Chloé Saintesprit : J’en aurais tellement! Mais j’aurais avant tout des questions. Ma première : est-ce que votre équipe de leadership est majoritairement composée d’hommes blancs? Si oui et que les personnes le reconnaissent, «It’s a start!».
Ensuite, voici quelques questions qui sont selon moi pertinentes de poser : quelle est la taille de l’entreprise? Est-ce que l’EDI et les pratiques antiracistes font partie de la vision de l’entreprise? Combien de femmes occupent des postes de direction? Combien de personnes issues de la diversité occupent ces mêmes postes? Est-ce que vous avez un processus d’équité salariale? Est-ce que les leaders ont eu des formations en EDI et en antiracisme?
Qu’est-ce qui a été mis en place jusqu’à aujourd’hui pour permettre à des personnes issues de la diversité d’avoir des promotions? Est-ce que ces processus de promotions sont sains (évitent le tokénisme)? Quels sont les bassins de recrutement actuels? Est-ce que les équipes de recrutement sont majoritairement blanches? Si oui, ont-elles reçu des formations sur les biais inconscients? Tout comme les gestionnaires qui participent au processus de recrutement? Mais surtout, est-ce que l’environnement de travail est assez sécuritaire et propice pour que des personnes issues de la diversité puissent occuper des postes de direction, s’y développer et y rester?

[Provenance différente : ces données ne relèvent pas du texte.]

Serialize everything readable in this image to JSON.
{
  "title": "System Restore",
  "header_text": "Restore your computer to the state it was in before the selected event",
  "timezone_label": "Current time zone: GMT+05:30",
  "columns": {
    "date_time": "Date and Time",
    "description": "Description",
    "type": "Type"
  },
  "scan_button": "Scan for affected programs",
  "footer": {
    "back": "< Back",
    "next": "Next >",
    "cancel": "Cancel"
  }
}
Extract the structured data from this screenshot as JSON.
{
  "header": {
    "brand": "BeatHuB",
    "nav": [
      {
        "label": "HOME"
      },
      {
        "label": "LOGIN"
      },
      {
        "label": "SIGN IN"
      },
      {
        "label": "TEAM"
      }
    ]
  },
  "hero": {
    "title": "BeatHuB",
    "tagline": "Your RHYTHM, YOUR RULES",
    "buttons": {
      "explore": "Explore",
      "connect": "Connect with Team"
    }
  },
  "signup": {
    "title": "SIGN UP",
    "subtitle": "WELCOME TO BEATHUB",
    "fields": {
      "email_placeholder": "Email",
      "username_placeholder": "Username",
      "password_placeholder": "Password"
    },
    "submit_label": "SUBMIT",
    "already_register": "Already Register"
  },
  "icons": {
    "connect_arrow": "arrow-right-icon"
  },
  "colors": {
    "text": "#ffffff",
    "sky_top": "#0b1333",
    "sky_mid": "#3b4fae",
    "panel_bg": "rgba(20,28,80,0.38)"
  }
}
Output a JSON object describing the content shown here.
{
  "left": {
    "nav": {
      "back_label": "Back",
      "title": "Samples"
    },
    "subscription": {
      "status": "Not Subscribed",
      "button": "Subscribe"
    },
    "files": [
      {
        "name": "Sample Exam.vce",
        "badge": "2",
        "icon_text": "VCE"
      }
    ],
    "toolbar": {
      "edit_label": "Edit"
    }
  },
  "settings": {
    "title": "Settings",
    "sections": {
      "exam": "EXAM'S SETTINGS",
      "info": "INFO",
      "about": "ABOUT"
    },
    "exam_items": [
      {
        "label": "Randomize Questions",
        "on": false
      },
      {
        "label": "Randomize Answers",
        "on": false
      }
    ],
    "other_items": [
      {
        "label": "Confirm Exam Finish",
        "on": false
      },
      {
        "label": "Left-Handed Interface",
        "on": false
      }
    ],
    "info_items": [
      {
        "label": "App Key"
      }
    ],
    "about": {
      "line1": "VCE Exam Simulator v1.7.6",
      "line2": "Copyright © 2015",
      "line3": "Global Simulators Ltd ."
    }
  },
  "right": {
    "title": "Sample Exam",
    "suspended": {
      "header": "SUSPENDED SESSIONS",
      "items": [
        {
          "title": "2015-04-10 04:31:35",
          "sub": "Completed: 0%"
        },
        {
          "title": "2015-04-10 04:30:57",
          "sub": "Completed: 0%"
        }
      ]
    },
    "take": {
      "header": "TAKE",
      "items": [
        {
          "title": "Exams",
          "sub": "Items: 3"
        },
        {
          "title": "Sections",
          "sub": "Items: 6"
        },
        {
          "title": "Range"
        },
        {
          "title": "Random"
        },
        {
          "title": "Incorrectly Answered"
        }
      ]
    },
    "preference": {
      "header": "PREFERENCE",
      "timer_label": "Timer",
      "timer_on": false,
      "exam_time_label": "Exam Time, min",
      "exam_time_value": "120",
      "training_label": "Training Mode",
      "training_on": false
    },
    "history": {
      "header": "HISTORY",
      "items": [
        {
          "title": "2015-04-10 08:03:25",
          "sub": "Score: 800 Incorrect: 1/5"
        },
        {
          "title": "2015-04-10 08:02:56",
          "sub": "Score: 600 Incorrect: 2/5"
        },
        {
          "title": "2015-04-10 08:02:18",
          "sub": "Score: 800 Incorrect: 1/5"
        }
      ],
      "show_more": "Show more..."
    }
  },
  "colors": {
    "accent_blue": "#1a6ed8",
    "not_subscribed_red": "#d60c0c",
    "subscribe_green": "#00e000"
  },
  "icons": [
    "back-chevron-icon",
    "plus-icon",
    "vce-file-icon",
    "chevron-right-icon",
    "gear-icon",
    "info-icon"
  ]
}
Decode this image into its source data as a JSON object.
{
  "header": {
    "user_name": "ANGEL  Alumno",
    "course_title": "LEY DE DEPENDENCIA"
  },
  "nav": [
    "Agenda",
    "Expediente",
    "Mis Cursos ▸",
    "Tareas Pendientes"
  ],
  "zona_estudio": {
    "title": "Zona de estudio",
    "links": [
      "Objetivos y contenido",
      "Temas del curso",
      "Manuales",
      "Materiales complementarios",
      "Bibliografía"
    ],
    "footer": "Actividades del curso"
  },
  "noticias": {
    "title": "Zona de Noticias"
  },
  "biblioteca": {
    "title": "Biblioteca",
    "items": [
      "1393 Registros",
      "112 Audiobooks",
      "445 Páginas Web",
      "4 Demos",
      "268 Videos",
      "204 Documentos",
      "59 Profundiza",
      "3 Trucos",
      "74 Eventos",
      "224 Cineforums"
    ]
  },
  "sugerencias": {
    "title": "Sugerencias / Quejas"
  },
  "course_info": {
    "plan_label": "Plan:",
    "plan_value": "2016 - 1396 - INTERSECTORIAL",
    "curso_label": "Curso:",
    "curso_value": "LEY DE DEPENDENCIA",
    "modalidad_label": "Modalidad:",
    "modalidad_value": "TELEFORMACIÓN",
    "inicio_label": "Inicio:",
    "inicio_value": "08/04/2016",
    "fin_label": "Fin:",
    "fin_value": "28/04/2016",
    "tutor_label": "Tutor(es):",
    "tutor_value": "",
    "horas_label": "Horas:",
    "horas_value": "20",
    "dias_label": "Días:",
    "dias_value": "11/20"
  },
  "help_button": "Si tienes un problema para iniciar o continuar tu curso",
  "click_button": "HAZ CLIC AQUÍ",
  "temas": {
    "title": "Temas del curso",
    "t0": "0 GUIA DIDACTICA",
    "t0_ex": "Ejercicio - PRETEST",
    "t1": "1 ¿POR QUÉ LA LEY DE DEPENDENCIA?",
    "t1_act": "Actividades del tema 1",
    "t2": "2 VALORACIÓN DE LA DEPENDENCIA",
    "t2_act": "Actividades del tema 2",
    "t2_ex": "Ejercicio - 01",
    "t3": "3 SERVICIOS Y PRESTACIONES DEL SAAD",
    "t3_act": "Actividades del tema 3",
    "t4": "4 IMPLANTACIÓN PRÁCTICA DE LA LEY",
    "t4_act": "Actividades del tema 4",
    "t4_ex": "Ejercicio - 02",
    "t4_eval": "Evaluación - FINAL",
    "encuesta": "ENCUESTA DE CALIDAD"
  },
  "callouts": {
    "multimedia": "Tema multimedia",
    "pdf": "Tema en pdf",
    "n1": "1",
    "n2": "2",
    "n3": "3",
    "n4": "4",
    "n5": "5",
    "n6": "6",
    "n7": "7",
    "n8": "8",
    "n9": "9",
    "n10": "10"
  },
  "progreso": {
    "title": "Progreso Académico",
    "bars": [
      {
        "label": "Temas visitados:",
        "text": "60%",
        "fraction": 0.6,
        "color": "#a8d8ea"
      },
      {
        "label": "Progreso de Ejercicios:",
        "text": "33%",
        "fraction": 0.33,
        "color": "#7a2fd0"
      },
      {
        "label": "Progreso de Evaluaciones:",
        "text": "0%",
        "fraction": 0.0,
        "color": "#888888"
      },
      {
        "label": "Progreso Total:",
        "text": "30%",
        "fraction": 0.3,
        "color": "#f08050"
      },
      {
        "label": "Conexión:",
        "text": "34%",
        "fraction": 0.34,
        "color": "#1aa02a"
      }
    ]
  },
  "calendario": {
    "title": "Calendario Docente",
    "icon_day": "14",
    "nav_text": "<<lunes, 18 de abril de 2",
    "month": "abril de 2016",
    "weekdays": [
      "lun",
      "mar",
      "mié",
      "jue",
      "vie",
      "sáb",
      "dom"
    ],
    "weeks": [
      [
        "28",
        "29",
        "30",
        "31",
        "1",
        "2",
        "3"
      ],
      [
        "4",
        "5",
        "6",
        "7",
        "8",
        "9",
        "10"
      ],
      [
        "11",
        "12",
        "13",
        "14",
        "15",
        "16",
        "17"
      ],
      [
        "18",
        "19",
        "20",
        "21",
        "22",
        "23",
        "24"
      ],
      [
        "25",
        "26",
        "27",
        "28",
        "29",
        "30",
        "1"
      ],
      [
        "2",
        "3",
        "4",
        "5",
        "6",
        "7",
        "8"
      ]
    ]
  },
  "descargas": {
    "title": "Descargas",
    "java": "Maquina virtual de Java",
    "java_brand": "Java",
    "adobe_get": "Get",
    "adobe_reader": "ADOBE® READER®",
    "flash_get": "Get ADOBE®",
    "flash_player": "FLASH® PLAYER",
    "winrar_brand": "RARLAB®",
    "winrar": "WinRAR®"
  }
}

Pour résumer, je suggérerai de faire un diagnostic sur la diversité, mais aussi sur les processus d’inclusion et le sentiment d’appartenance auprès des employé·e·s. Le sondage est votre meilleur ami!
URelles : Selon toi, quelle première action EDI devrait entreprendre une organisation?
Chloé Saintesprit : Dépendamment de la taille de l’entreprise, de la structure et d’autres facteurs tels que le domaine et de l’avancée en EDI, je dirai que la première étape serait de sonder le pouls des employé·e·s de manière anonyme sur l’équité, la diversité, l’inclusion mais aussi le sentiment d’appartenance (Belonging). Les réponses du sondage ou de la tournée d’écoute, dépendamment du budget, donneront un angle à prendre pour l’organisation. Cette étape permettra ainsi d’intégrer l’EDI au sein même de son ADN et prendre des actions concrètes et adéquates.
URelles : Tu t’es impliquée dans divers organismes tout au long de ta carrière si tu avais trois conseils clés en EDI à partager à des organisations, quels seraient-ils?
Chloé Saintesprit : Les conseils clés seraient plutôt trois questions: êtes-vous prêt·e·s à sortir de votre zone de confort? Êtes-vous prêt·e·s à écouter les personnes des groupes sous-représentés? Et êtes-vous prêt·e·s à prendre des risques et à poursuivre vos réflexions?
La bonne nouvelle est que si la réponse à ces trois questions est positive, vous êtes prêt·e·s à passer à l’action!